All of my important encounters have been Circle Creek encounters.
It began with meeting Neal Maine in 2004. I had moved to the North Coast to work for the Oregon Department of Fish and Wildlife doing salmon surveys. I was curious about whether salmon spawned in Cannon Beach’s Ecola Creek, and when I asked, the answer I kept getting was, “You need to meet Neal Maine.” It took some months to connect with him; as the part-time director of North Coast Land Conservancy, Neal was in the midst of acquiring Circle Creek. Eventually we connected, and Neal suggested we meet out at Circle Creek. What I thought would be a brief conversation turned into a two-hour walk.
We strolled into the pasture where cows were still grazing. He showed me the trees that volunteers had already planted above the riverbank. He showed me some beaver dams, and we saw little fish in the creeks. He explained how private land conservation works. He talked about his own background as a high school biology teacher-turned-conservationist. I talked about my background: I had studied biology in college, thinking that I would become a naturalist, not understanding that that naturalist wasn’t really a contemporary career path. We walked into the two-story house that was becoming NCLC’s office. On the spot, Neal offered me a job, creating a management plan for Circle Creek.
It turned out that naturalist would, in fact, be my career path.

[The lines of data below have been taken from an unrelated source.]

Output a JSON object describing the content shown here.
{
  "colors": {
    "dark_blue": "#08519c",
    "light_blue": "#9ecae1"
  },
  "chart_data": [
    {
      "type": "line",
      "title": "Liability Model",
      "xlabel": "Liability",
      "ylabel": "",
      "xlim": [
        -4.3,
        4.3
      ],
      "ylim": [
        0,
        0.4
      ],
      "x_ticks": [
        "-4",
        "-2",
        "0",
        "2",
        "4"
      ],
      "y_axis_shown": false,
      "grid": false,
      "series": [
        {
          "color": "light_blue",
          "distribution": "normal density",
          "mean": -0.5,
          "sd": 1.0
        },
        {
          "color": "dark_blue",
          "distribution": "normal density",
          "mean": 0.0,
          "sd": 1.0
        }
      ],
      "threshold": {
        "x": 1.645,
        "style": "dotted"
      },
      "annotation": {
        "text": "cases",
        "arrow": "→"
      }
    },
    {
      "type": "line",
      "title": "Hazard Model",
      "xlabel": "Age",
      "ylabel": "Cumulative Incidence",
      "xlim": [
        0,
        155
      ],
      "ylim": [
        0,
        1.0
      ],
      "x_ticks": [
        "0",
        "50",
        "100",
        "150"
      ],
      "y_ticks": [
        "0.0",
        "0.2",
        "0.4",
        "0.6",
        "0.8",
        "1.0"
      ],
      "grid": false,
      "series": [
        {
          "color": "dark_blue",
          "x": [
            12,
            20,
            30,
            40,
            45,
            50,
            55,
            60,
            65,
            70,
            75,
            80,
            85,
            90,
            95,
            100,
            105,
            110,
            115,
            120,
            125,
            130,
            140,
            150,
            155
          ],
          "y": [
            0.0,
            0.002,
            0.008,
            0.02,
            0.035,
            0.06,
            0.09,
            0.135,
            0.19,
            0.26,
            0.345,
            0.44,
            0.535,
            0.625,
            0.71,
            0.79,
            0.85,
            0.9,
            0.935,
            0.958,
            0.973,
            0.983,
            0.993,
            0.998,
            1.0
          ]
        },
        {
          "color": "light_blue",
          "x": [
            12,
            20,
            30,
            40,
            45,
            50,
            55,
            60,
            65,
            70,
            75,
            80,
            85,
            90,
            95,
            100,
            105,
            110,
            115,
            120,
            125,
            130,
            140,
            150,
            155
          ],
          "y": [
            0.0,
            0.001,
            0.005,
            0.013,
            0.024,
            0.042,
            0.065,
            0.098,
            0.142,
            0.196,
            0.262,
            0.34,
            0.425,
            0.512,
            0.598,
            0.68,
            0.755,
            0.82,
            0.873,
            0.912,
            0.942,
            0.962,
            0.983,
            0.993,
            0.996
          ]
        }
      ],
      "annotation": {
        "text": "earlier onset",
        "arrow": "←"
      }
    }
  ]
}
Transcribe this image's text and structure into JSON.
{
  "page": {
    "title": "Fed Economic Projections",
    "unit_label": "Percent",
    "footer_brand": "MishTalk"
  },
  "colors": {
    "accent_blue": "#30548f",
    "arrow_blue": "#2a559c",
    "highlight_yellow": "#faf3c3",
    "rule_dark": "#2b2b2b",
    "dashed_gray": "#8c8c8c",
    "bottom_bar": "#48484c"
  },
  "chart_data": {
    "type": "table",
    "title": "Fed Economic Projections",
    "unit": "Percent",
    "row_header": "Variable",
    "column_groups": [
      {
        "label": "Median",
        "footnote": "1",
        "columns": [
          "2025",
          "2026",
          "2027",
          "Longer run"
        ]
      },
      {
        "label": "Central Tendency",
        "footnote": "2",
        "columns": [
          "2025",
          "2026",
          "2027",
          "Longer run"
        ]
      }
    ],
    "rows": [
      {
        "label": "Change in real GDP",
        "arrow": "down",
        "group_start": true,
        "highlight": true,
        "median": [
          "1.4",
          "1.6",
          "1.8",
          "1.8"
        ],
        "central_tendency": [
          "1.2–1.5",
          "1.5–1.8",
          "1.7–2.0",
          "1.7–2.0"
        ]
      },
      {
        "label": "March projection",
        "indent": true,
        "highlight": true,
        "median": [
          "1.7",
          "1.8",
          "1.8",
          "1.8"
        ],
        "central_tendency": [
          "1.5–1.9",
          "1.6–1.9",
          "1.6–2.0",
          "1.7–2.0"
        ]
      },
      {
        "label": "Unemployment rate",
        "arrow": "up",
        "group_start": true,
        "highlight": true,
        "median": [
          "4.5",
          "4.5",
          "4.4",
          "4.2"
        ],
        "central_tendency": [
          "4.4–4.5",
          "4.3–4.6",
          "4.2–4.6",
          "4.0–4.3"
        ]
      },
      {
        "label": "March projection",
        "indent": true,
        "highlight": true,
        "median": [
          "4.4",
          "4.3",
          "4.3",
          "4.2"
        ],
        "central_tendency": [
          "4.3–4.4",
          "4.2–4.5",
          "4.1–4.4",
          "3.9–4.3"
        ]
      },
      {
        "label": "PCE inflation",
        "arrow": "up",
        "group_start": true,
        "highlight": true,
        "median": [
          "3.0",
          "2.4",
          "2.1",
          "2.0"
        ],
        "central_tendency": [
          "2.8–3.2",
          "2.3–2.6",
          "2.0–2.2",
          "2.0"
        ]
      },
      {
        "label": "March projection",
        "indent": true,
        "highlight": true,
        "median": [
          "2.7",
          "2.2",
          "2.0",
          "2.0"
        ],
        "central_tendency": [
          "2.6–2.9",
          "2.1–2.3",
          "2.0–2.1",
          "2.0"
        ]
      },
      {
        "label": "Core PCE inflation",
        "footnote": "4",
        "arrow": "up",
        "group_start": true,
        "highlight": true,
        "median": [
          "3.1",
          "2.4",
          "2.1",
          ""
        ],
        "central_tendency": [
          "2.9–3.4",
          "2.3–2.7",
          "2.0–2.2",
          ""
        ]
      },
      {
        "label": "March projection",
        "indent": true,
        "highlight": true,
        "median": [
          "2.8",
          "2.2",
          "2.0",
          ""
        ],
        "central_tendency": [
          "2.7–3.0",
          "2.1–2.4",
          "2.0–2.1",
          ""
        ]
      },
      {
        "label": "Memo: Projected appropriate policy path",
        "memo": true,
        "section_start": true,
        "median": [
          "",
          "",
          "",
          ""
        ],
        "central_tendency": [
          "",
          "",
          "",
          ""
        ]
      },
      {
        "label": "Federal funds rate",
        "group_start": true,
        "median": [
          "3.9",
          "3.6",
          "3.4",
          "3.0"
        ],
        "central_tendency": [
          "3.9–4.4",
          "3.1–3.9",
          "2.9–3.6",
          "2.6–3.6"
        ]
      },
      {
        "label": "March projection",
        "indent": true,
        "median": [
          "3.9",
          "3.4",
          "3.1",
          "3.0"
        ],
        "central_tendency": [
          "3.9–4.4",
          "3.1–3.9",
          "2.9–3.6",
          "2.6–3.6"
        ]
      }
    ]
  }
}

Ultimately I became NCLC’s first stewardship director, and then its second executive director, after Neal retired in 2008. I had just given birth to my second child when, in 2012, that two-story house-turned-office burned to the ground, and I got to witness NCLC rising from the embers, stronger than ever. In 2016 NCLC acquired Boneyard Ridge, which together with Circle Creek and adjacent state park land created an epic 3,500-acre conservation corridor on Tillamook Head.
Circle Creek was where we cut our teeth as a land conservancy, learning how to acquire and then steward large, precious coastal properties. The project we’re currently focused on, conserving the Rainforest Reserve, is nearly ten times the size of Circle Creek. Without Circle Creek, we’d wouldn’t be where we are today. I’m so grateful to Neal and those board members who had the vision and courage to take the leap back in 2004. Thanks to them, we can look forward to many more Circle Creek encounters in the years to come.